The plant hormone cytokinin regulates many agronomically important traits, including grain yield, biomass, shoot and root architecture, senescence, and disease resistance. How a hormone regulates such a diverse array of traits remains a central question in biology. The goal of this project is to uncover how cytokinins regulate plant growth and development, with a particular focus on differences in regulation that occur in the shoot and root. Investigators use interdisciplinary methods to experimentally quantify and mathematically model gene regulatory networks underlying cytokinin signaling. The understanding gained by their work will facilitate predictions for how perturbation of cytokinin function alters plant development. Outcomes of this work will ultimately enable precise manipulation of plants to optimize performance in various agricultural settings. Broader impacts of the project will provide interdisciplinary training opportunities for undergraduate students, graduate students and postdoctoral fellows. In addition, through local partnerships, programs will be developed that aim to encourage education and science awareness among elementary and middle school students through participatory activities.
Cytokinin modulates plant growth and development in a potentially tissue specific manner, stimulating cell proliferation in the shoot but inhibiting it in the root. Focusing on transcriptional networks initiated by type-B ARR transcription factors, which act at the top of a transcriptional cascade to mediate the cytokinin response, investigators use an integrated set of experimental methods to dissect the mechanisms by which cytokinin regulation occurs. A dynamic Bayesian network approach will be used to mathematically infer gene regulatory networks that mediate the cytokinin response in roots and shoots and identify unique regulatory aspects that correlate with the tissue specific effects of cytokinin. Using genetic approaches the transcriptional networks will be perturbed to determine the role that various mechanisms play in mediating signaling output, with perturbations focused on key elements that regulate cytokinin signaling sensitivity and downstream transcription factors associated with the signaling network.
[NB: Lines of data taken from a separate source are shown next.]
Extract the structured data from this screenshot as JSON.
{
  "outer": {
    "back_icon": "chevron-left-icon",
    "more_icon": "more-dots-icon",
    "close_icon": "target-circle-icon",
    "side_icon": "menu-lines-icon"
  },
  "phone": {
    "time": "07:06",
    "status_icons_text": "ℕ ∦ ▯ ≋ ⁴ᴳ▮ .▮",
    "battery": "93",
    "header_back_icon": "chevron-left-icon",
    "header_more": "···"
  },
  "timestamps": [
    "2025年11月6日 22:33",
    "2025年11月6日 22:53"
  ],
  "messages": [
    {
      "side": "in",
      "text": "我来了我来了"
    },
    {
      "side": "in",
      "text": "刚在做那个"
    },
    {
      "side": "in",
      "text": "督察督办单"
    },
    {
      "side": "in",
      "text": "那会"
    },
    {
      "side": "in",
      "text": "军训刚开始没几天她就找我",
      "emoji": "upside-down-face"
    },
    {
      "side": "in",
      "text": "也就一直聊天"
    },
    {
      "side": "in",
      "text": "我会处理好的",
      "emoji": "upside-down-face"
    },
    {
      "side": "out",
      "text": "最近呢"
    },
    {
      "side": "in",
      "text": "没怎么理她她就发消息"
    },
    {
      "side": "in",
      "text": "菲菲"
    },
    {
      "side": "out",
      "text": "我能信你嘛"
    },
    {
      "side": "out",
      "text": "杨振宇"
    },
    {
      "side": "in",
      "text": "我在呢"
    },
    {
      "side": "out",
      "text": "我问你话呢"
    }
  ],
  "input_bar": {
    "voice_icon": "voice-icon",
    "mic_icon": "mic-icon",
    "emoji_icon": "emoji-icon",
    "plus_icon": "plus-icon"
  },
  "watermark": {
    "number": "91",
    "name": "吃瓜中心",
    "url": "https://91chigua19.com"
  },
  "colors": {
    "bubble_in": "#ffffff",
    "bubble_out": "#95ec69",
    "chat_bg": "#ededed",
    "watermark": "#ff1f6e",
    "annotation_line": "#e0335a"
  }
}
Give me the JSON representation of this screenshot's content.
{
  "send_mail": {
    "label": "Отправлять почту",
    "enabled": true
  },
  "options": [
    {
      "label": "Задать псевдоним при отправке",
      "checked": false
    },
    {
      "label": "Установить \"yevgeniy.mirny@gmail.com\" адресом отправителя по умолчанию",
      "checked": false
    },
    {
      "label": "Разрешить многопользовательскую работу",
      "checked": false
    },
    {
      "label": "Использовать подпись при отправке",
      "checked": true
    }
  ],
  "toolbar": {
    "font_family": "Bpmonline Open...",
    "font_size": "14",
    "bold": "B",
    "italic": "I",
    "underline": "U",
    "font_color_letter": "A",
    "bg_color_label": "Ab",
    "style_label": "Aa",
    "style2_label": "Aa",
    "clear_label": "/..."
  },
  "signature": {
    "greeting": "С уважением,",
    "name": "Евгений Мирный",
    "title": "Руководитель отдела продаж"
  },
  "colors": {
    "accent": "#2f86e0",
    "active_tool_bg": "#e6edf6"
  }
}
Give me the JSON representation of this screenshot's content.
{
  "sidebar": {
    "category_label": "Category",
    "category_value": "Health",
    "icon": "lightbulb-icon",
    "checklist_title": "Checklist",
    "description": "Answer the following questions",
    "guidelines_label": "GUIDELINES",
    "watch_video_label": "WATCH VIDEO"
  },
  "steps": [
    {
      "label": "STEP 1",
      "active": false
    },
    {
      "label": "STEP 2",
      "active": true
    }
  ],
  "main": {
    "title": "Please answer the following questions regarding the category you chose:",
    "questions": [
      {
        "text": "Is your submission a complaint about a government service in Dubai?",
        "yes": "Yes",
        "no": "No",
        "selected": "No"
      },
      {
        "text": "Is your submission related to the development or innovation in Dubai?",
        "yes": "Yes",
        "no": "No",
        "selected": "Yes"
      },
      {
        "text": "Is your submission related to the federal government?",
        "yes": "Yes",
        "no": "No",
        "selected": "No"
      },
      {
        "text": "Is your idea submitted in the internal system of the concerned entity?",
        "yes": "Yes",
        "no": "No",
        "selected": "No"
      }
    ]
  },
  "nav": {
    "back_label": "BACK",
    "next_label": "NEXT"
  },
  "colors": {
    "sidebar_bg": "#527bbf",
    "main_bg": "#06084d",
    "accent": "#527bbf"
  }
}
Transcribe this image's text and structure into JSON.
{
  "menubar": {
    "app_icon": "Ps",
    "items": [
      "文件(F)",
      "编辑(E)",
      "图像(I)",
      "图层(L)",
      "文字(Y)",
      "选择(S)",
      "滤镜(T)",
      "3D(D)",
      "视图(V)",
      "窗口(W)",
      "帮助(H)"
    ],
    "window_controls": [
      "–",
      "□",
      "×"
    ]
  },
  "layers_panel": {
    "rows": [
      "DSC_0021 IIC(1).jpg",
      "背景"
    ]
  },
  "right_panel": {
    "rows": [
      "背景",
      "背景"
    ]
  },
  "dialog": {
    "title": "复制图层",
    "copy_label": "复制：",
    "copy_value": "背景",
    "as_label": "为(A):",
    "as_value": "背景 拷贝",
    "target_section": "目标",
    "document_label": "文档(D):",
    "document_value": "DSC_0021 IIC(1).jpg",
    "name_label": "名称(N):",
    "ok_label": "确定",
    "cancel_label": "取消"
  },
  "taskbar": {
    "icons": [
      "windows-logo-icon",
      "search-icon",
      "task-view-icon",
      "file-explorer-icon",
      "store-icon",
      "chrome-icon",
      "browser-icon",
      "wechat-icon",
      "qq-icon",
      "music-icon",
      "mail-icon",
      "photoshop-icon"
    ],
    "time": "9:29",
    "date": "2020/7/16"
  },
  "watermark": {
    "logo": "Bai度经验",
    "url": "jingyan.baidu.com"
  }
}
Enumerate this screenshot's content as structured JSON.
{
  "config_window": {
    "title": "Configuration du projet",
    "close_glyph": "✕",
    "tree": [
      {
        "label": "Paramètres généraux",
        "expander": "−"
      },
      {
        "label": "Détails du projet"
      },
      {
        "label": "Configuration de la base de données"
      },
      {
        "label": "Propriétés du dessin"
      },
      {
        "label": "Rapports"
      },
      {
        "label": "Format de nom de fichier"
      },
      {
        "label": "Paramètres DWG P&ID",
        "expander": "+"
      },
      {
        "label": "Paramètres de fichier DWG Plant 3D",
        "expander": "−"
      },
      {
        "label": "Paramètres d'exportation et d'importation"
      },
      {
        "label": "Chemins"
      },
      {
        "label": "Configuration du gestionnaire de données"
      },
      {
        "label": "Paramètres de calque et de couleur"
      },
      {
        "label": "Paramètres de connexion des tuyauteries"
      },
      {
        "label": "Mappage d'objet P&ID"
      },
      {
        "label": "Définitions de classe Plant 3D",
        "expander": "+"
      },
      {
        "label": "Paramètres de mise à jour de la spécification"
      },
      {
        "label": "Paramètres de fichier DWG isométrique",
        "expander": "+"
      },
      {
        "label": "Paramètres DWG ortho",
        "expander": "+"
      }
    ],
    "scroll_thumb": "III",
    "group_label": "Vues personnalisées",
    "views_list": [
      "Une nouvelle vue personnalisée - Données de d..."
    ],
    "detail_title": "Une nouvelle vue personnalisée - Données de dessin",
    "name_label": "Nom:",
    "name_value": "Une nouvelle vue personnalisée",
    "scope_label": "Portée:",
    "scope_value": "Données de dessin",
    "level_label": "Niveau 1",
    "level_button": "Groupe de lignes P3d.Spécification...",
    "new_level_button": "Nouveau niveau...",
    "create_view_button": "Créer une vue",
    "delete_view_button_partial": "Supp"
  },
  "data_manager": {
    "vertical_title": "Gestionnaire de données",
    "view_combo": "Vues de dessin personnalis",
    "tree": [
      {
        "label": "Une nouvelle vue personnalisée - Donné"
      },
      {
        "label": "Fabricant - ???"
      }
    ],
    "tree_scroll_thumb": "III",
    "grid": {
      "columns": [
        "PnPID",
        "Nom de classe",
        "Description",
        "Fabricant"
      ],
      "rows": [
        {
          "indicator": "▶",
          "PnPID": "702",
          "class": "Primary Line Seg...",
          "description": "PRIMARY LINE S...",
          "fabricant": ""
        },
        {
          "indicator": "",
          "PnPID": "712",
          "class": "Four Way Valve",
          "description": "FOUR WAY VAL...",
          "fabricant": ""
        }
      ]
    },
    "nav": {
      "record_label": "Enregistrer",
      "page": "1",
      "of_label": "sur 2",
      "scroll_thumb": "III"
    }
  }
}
RNA-Seq will be used to globally characterize gene expression and ChIP-Seq to identify targets of the transcription factors. By iteratively using network modeling to guide experimental investigations, which in turn further inform the model, this project will result in a systems level understanding of cytokinin signaling and the mechanism by which various transcriptional factors enable cytokinin to mediate development associated phenotypes.
This award reflects NSF's statutory mission and has been deemed worthy of support through evaluation using the Foundation's intellectual merit and broader impacts review criteria.